Es ist selten, dass ein Tennis-Coach einen Sponsorenvertrag unterschreibt. Severin Lüthi, 38, aber hat es so weit gebracht. Der Berner sitzt in einem Seitentrakt von Swiss Tennis in Biel und stellt ein paar Tage nach dem Triumph im Davis Cup gerade die limitierte Edition der Uhrenmarke Louis Erard vor. Dann redet er über sich und über seine Freunde: Roger Federer, 33, und Stan Wawrinka, 29.
Schweizer Illustrierte: Severin Lüthi, wen hätten Sie zum Sportler des Jahres gewählt?
Severin Lüthi: Natürlich gibt es für mich da nur zwei zur Auswahl. Roger spielte eine unglaubliche Saison, wurde wieder die Nummer 2, gewann fünf Turniere, gewann den Davis Cup. Ganz ehrlich hätte ich in diesem Jahr aber Stan gewählt. Weil er neben dem Davis Cup sein erstes Grand-Slam-Turnier gewann. Der Grand-Slam-Sieg ist ein Riesen-Highlight. Ich weiss nicht, ob das alle richtig einordnen können. Roger hätte ich die letzten zwölf Jahre immer gewählt. Weil er in einer Weltsportart so gut war. Er hat neue Massstäbe gesetzt.
Sie haben sich einen langen Traum erfüllt. Was bleibt vom grossen Davis-Cup-Triumph im Kopf hängen?

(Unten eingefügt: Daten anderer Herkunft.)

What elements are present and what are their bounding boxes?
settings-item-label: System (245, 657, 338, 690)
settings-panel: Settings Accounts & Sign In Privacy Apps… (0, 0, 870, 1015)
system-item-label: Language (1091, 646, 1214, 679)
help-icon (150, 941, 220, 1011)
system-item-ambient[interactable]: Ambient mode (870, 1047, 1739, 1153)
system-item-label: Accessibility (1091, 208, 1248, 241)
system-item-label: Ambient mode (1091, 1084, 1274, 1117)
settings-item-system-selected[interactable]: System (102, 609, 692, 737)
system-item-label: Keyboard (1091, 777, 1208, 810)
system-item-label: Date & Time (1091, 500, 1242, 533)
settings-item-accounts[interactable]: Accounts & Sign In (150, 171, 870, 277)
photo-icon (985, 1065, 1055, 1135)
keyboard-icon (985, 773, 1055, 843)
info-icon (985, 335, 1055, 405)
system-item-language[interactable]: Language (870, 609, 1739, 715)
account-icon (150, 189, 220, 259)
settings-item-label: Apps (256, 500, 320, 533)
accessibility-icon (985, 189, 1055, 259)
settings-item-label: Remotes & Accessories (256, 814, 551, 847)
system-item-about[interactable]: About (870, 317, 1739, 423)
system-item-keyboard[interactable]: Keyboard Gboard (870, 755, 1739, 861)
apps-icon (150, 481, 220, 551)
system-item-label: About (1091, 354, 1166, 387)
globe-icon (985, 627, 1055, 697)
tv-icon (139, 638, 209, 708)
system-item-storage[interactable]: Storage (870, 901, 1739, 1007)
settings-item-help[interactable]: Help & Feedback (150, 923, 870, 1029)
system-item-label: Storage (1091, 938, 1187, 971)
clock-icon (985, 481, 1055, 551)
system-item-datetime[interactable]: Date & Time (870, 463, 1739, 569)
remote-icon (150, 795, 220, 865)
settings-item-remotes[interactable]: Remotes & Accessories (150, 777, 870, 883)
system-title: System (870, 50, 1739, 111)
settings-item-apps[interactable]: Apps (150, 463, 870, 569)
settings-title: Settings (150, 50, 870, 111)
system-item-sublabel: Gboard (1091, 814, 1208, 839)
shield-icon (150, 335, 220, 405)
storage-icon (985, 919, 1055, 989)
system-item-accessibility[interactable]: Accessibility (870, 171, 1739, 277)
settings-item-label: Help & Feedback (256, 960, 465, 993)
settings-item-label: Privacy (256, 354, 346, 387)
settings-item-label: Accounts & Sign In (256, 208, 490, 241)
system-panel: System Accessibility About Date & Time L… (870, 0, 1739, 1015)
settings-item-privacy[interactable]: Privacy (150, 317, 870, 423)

Der erste Moment ist unglaublich. Du weisst, wir haben das endlich geschafft. Plötzlich ist es Realität, und alles geht sehr schnell. Die Zeremonie, die Kabine, ein Bundesrat ist da, du gehst in die Pressekonferenz, kommst zurück, fährst gestresst zum offiziellen Abend. Du musst immer eine Rolle spielen. Klar, wir haben gefeiert, aber ich musste ins Bett, ich war tot, so müde. Am nächsten Tag gings zum Empfang in Lausanne. Es ging Schlag auf Schlag. Erst am Montagabend wurde alles ganz ruhig. Das war komisch. Dann sitzt du plötzlich alleine mit der Freundin zu Hause. Ich war glücklich, aber fertig.
Meine Freundin muss wegen meines Jobs oft verzichten
Ihre Freundin Claudia und Ihr Vater Ernst waren in Lille dabei. Konnten Sie zusammen feiern?
Es war ein schöner Moment für alle. Es war mir wichtig, das teilen zu können. Vor allem die Freundin muss wegen meines Jobs oft verzichten. Sie war glücklich für mich, weil ich so viel Energie hineingesteckt habe. Als Sohn hoffst du auch, dass du deinem Vater so etwas zurückgeben kannst. Er war stolz, dabei zu sein. Das freut mich für ihn.
War die Kombination der Storys nicht absurd? Federer verletzt sich ausgerechnet vor einem der grössten Finals der Tour in London, ein paar Tage vor dem wichtigen Davis-Cup-Final. Dazu gabs nach Mirkas «Crybaby»-Ruf während des Spiels hinterher ein verbales Scharmützel in der Kabine. Das kann man nicht mal als Franzose erfinden.
Ich habe damit gerechnet, dass die Medien das genüsslich ausschlachten. Klar, den Schluss des Spiels hätte es so nicht unbedingt gebraucht. Wichtig war, dass die beiden sich aussprachen.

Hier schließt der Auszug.